Redford put his own money into it, to empower independent filmmakers, to give voice to marginalized and ethic film.
“I get very passionate about his decision to do that, and it’s reflected in my own decision to give 15 years of my life to this subject,” adds Feeney Callan.
How ahead of his time was Redford? As well as setting up the first major independent American film festival and then watching it explode, Redford hosted the first major global warming summit at Sundance in 1988, four years before the United Nations groundbreaking Rio summit when it became an international issue.
“What you end up with is this enormously underreported evangelist that Redford is,” says Feeney Callan.
“The bottom line is I came away so changed as a person that I came to the U.K. and I set up Bobcom.com (a one-stop-shop for independent music, musicians and a fan community to discuss and share music tips). It’s the son of Sundance, and I set it up with partners to empower neglected and marginalized musicians in the same way the Sundance Film Festival does.”
You can’t look at any one of Redford’s films without looking at them in total, Feeney Callan says. He makes the argument in his biography that on any project Redford has produced or directed he’s fundamentally the writer, and he has the same authorial focus.
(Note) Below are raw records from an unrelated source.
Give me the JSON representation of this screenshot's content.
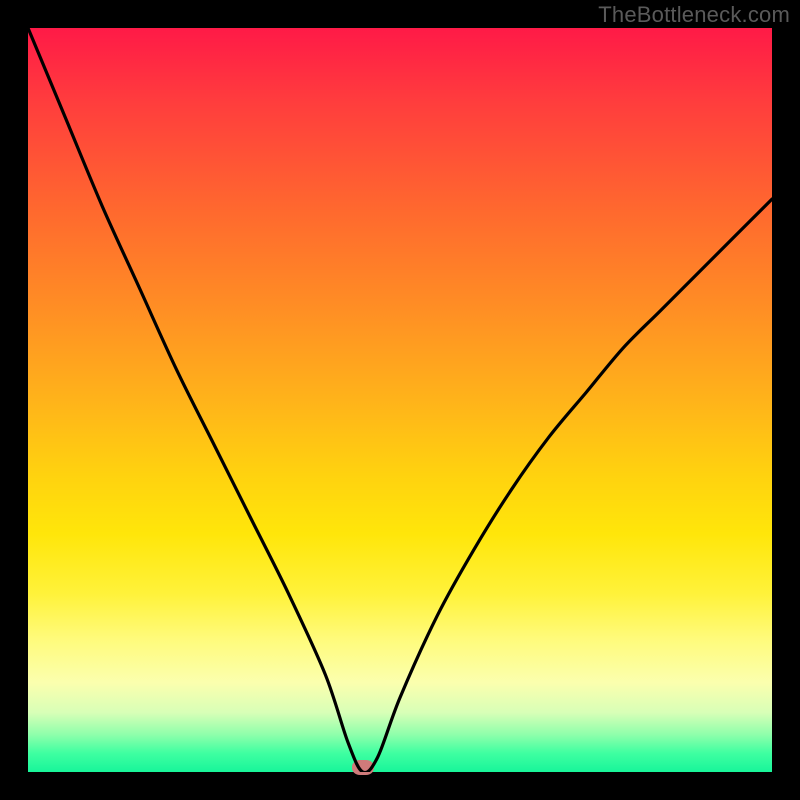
{
  "watermark": "TheBottleneck.com",
  "chart_data": {
    "type": "line",
    "title": "",
    "xlabel": "",
    "ylabel": "",
    "xlim": [
      0,
      100
    ],
    "ylim": [
      0,
      100
    ],
    "series": [
      {
        "name": "bottleneck-curve",
        "x": [
          0,
          5,
          10,
          15,
          20,
          25,
          30,
          35,
          40,
          43,
          45,
          47,
          50,
          55,
          60,
          65,
          70,
          75,
          80,
          85,
          90,
          95,
          100
        ],
        "values": [
          100,
          88,
          76,
          65,
          54,
          44,
          34,
          24,
          13,
          4,
          0,
          2,
          10,
          21,
          30,
          38,
          45,
          51,
          57,
          62,
          67,
          72,
          77
        ]
      }
    ],
    "marker": {
      "x": 45,
      "y": 0,
      "color": "#cf7a7a"
    },
    "background_gradient": [
      "#ff1a47",
      "#ffe60a",
      "#18f59a"
    ]
  },
  "colors": {
    "curve": "#000000",
    "frame": "#000000"
  }
}
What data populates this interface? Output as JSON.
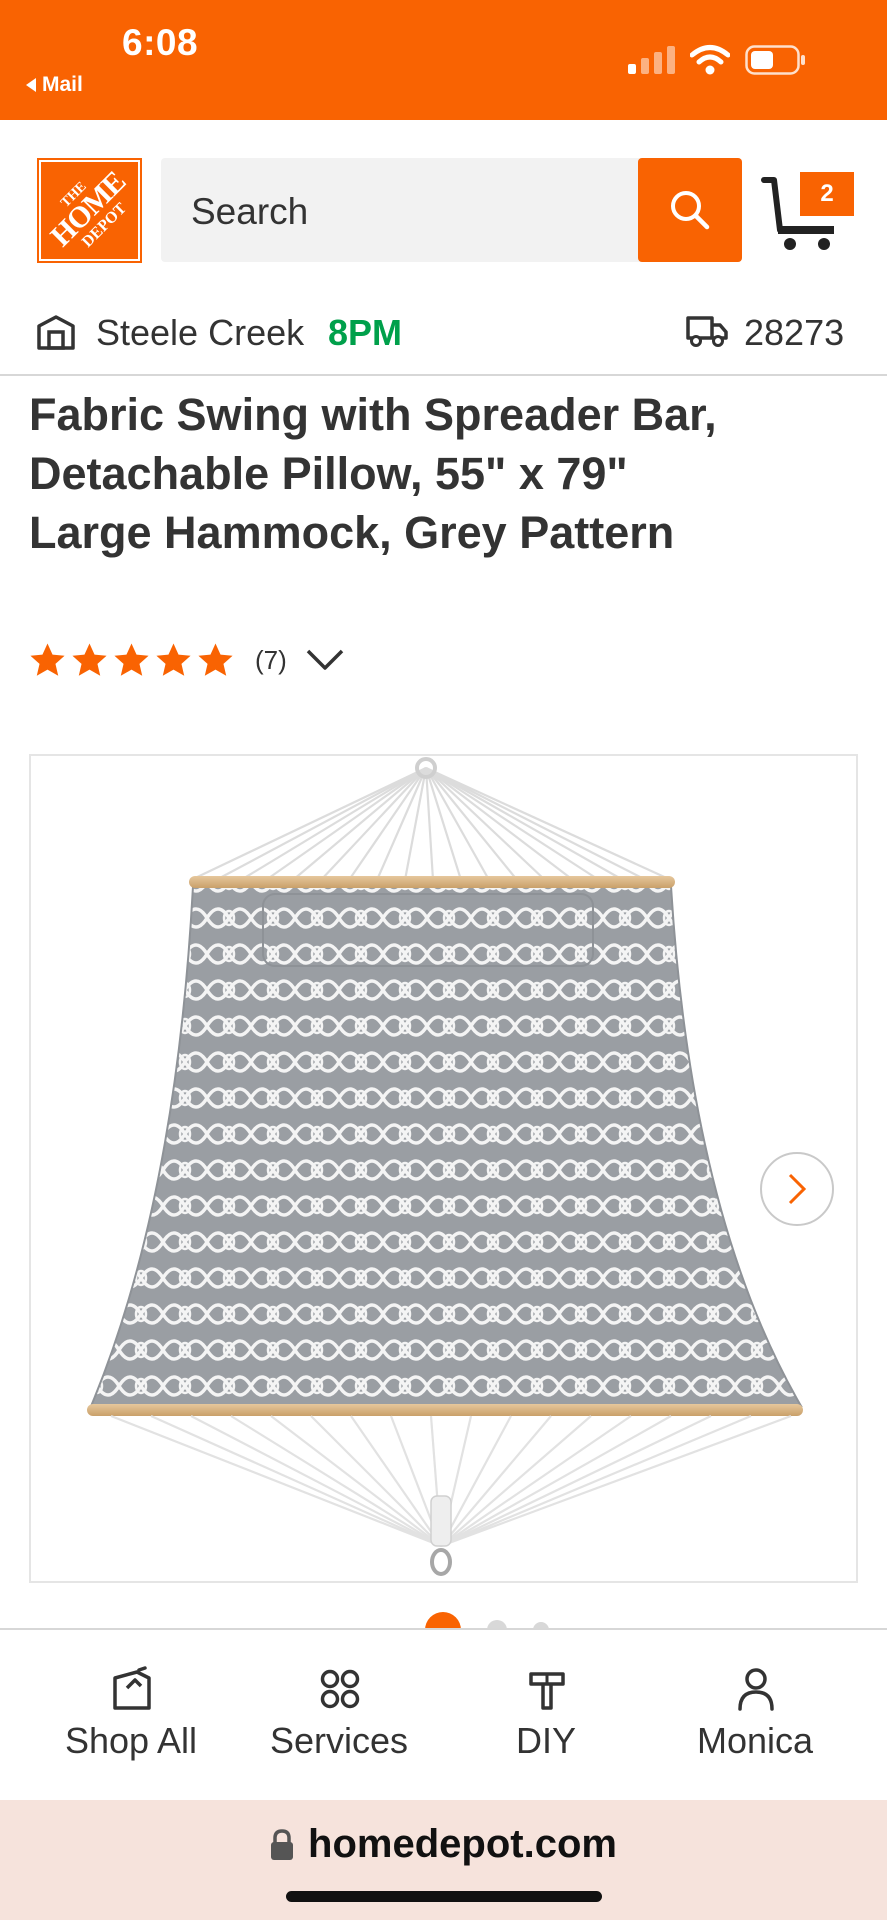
{
  "status_bar": {
    "time": "6:08",
    "back_app": "Mail"
  },
  "colors": {
    "brand_orange": "#f96302",
    "store_hours_green": "#00a04b"
  },
  "header": {
    "logo": {
      "line1": "THE",
      "line2": "HOME",
      "line3": "DEPOT"
    },
    "search_placeholder": "Search",
    "cart_count": "2",
    "store_name": "Steele Creek",
    "store_hours": "8PM",
    "zip_code": "28273"
  },
  "product": {
    "title": "Fabric Swing with Spreader Bar, Detachable Pillow, 55\" x 79\" Large Hammock, Grey Pattern",
    "rating_stars": 5,
    "review_count": "(7)"
  },
  "gallery": {
    "image_icon": "hammock-image",
    "dots": 3,
    "active_dot": 0
  },
  "bottom_nav": {
    "items": [
      {
        "label": "Shop All",
        "icon": "shop-all-icon"
      },
      {
        "label": "Services",
        "icon": "services-icon"
      },
      {
        "label": "DIY",
        "icon": "diy-icon"
      },
      {
        "label": "Monica",
        "icon": "account-icon"
      }
    ]
  },
  "url_bar": {
    "domain": "homedepot.com"
  }
}
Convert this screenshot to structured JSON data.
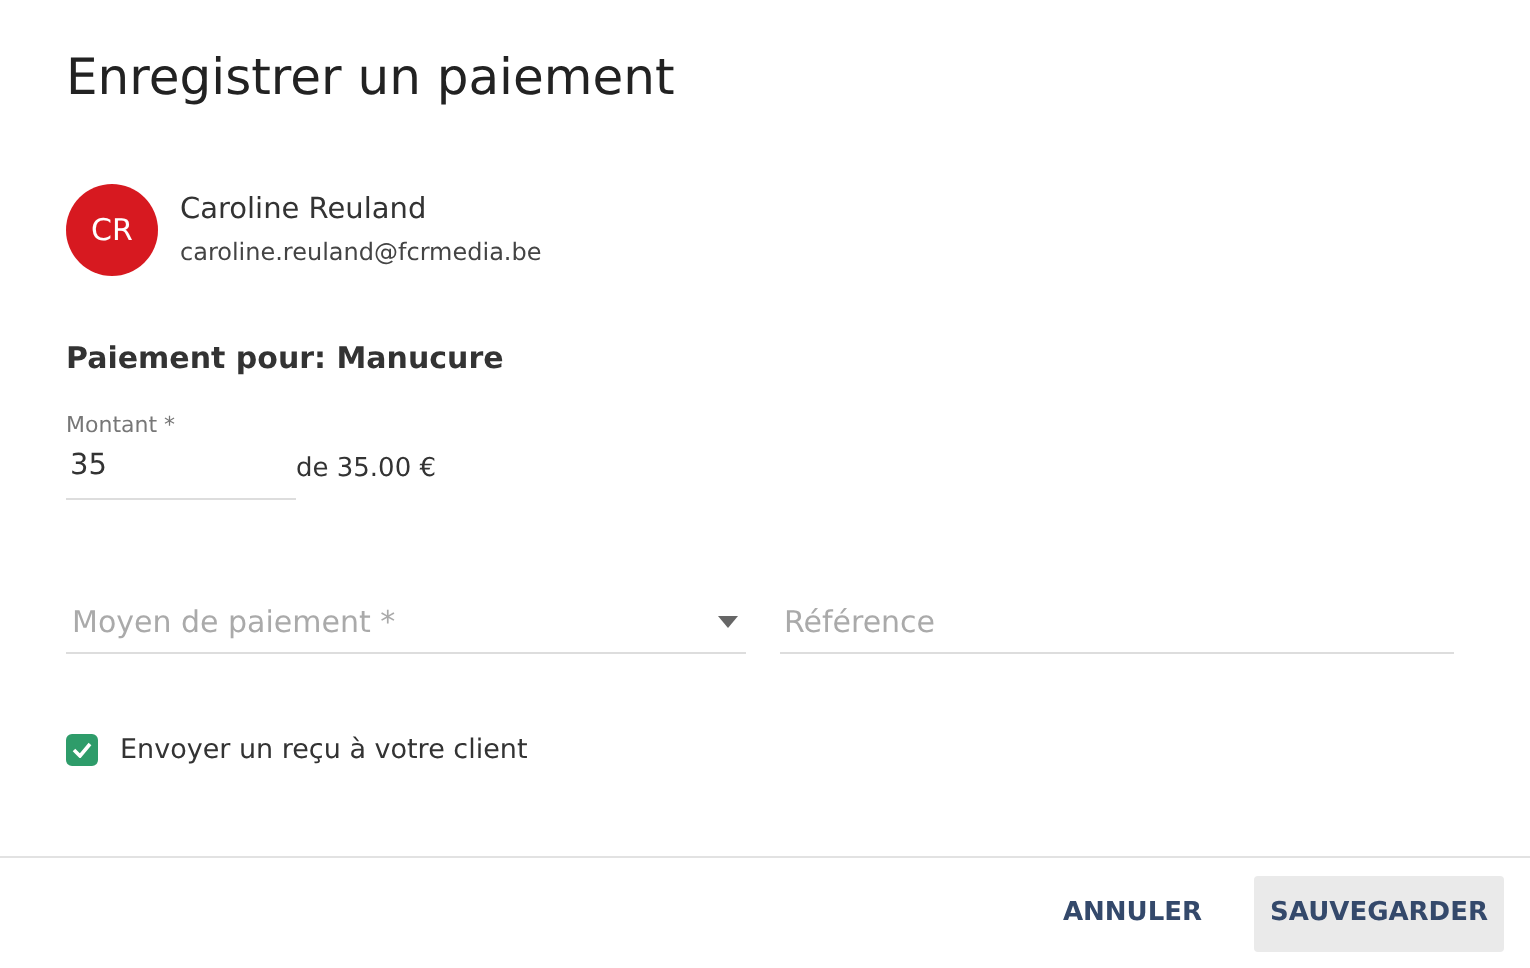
{
  "dialog": {
    "title": "Enregistrer un paiement"
  },
  "client": {
    "initials": "CR",
    "name": "Caroline Reuland",
    "email": "caroline.reuland@fcrmedia.be"
  },
  "payment_for": "Paiement pour: Manucure",
  "amount": {
    "label": "Montant *",
    "value": "35",
    "total": "de 35.00 €"
  },
  "method": {
    "placeholder": "Moyen de paiement *"
  },
  "reference": {
    "placeholder": "Référence"
  },
  "receipt": {
    "label": "Envoyer un reçu à votre client",
    "checked": true
  },
  "buttons": [
    {
      "kind": "text",
      "label": "ANNULER"
    },
    {
      "kind": "filled",
      "label": "SAUVEGARDER"
    }
  ]
}
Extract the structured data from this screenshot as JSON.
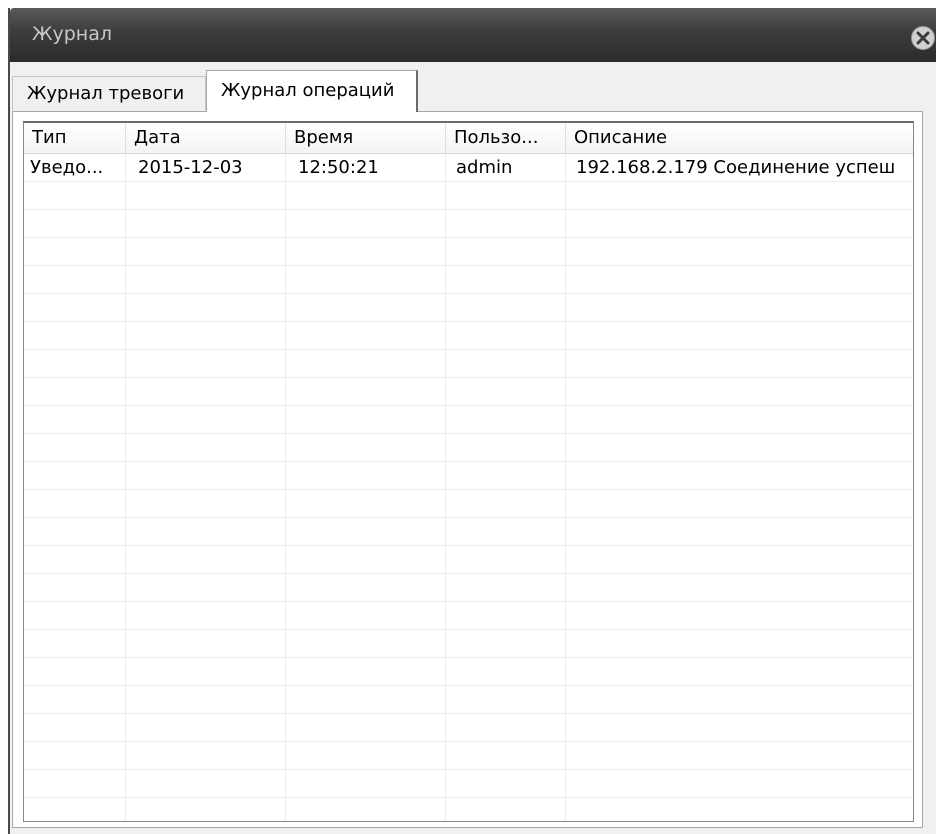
{
  "window": {
    "title": "Журнал"
  },
  "tabs": [
    {
      "label": "Журнал тревоги",
      "active": false
    },
    {
      "label": "Журнал операций",
      "active": true
    }
  ],
  "table": {
    "columns": [
      "Тип",
      "Дата",
      "Время",
      "Пользо...",
      "Описание"
    ],
    "rows": [
      {
        "type": "Уведо...",
        "date": "2015-12-03",
        "time": "12:50:21",
        "user": "admin",
        "description": "192.168.2.179  Соединение успеш"
      }
    ]
  },
  "icons": {
    "close": "close-icon"
  },
  "colors": {
    "titlebar_top": "#5a5a5a",
    "titlebar_bottom": "#2b2b2b",
    "title_text": "#c8c8c8",
    "window_bg": "#f0f0f0"
  }
}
“A film like A River Runs Through It is about heritage and the necessity of understanding your origins, whether it involves family disputes and how that helps us mend our futures. It’s one of two movies he made about stewardship and heritage; The Milagro Beanfeild War is the other.”
There’s a thread, Feeney Callan insists, that runs through the films Redford has directed that involves American identity, that asks what can be changed about our circumstances, and that calls attention to the need for a spiritual compass to navigate life (which is, he says, what The Legend of Baggar Vance is about) and that also examines the state of our political debate (Lions for Lambs, The Conspirator).
By understanding Redford’s family of films, in all their permutations, you can begin to understand the wider American family, Feeney Callan says. And perhaps you can learn to live in peace together too.
“One of Redford’s favorite quotes is that America isn’t interested in the past, it’s interested in the future -- but it’s interested in the future without education to fortify and cope with the future,” says Feeny Callan.
That flinty awareness has haunted every frame of Redford’s work and it’s what drew the Irish biographer to the project.
“America’s a scribble board, there are opportunities there that exist nowhere else. It’s films opens doors of understanding. There’s more to cinema that queuing up for popcorn. That’s what made Redford’s film’s so powerful.”